Uma análise crítica da jurisprudência do Supremo Tribunal Federal (STF) sobre a criação, incorporação, fusão e desmembramento de municípios marcou a continuidade dos debates do Seminário Federalismo e o Papel dos Municípios, na tarde desta quinta-feira (4/4), no auditório principal do Tribunal de Contas de Santa Catarina (TCE/SC), em Florianópolis. Doutor em Direito pela Pontifícia Universidade Católica de São Paulo (PUC/SP), o advogado Roberto Dias traçou um panorama da evolução das previsões constitucionais sobre a instituição de municípios no País, apontou decisões emblemáticas do STF sobre o tema, e fez uma reflexão sobre o impacto delas na expansão ou contenção desse fenômeno nos últimos anos.

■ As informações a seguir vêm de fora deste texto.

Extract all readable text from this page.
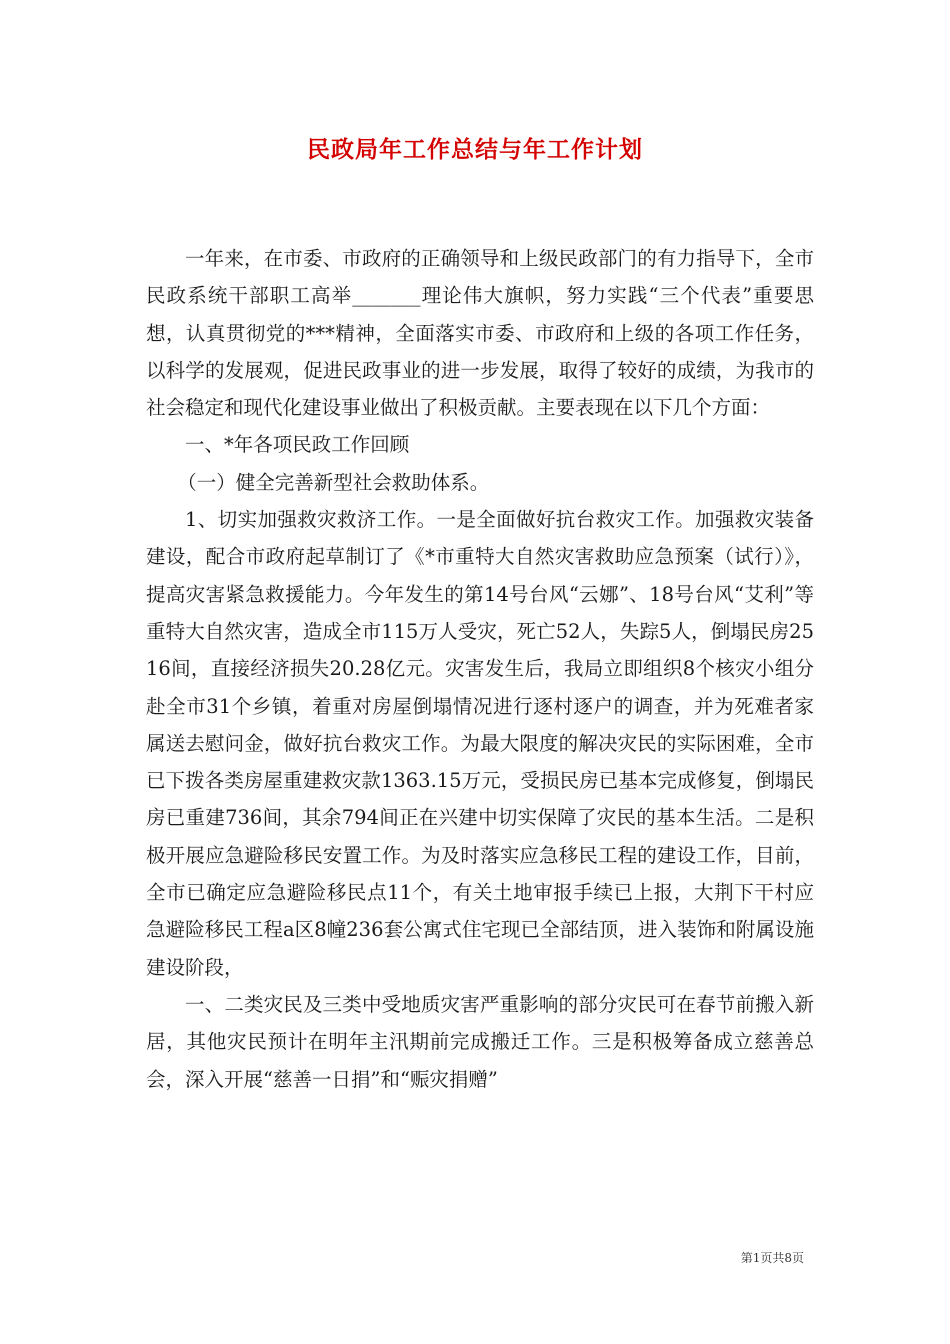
民政局年工作总结与年工作计划

一年来，在市委、市政府的正确领导和上级民政部门的有力指导下，全市民政系统干部职工高举_______理论伟大旗帜，努力实践“三个代表”重要思想，认真贯彻党的***精神，全面落实市委、市政府和上级的各项工作任务，以科学的发展观，促进民政事业的进一步发展，取得了较好的成绩，为我市的社会稳定和现代化建设事业做出了积极贡献。主要表现在以下几个方面：

一、*年各项民政工作回顾

（一）健全完善新型社会救助体系。

1、切实加强救灾救济工作。一是全面做好抗台救灾工作。加强救灾装备建设，配合市政府起草制订了《*市重特大自然灾害救助应急预案（试行）》，提高灾害紧急救援能力。今年发生的第14号台风“云娜”、18号台风“艾利”等重特大自然灾害，造成全市115万人受灾，死亡52人，失踪5人，倒塌民房2516间，直接经济损失20.28亿元。灾害发生后，我局立即组织8个核灾小组分赴全市31个乡镇，着重对房屋倒塌情况进行逐村逐户的调查，并为死难者家属送去慰问金，做好抗台救灾工作。为最大限度的解决灾民的实际困难，全市已下拨各类房屋重建救灾款1363.15万元，受损民房已基本完成修复，倒塌民房已重建736间，其余794间正在兴建中切实保障了灾民的基本生活。二是积极开展应急避险移民安置工作。为及时落实应急移民工程的建设工作，目前，全市已确定应急避险移民点11个，有关土地审报手续已上报，大荆下干村应急避险移民工程a区8幢236套公寓式住宅现已全部结顶，进入装饰和附属设施建设阶段，

一、二类灾民及三类中受地质灾害严重影响的部分灾民可在春节前搬入新居，其他灾民预计在明年主汛期前完成搬迁工作。三是积极筹备成立慈善总会，深入开展“慈善一日捐”和“赈灾捐赠”

第1页共8页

No mesmo painel, presidido pela conselheira substituta do TCE/SC Sabrina Nunes Iocken, o professor de Direito Constitucional, advogado Ruy Samuel Espíndola, defendeu a implantação de uma cultura federalista no País e a natureza constitucional das leis orgânicas municipais. O espaço também contou com a participação do presidente da Federação Catarinense de Municípios (Fecam), Joares Ponticelli. Prefeito de Tubarão, no Sul do Estado, Ponticelli abordou os desafios da gestão municipalista, nos campos político e administrativo, e apontou a necessidade da construção de um novo pacto federativo e da ampliação do debate sobre os 22 movimentos emancipacionistas em curso no Estado.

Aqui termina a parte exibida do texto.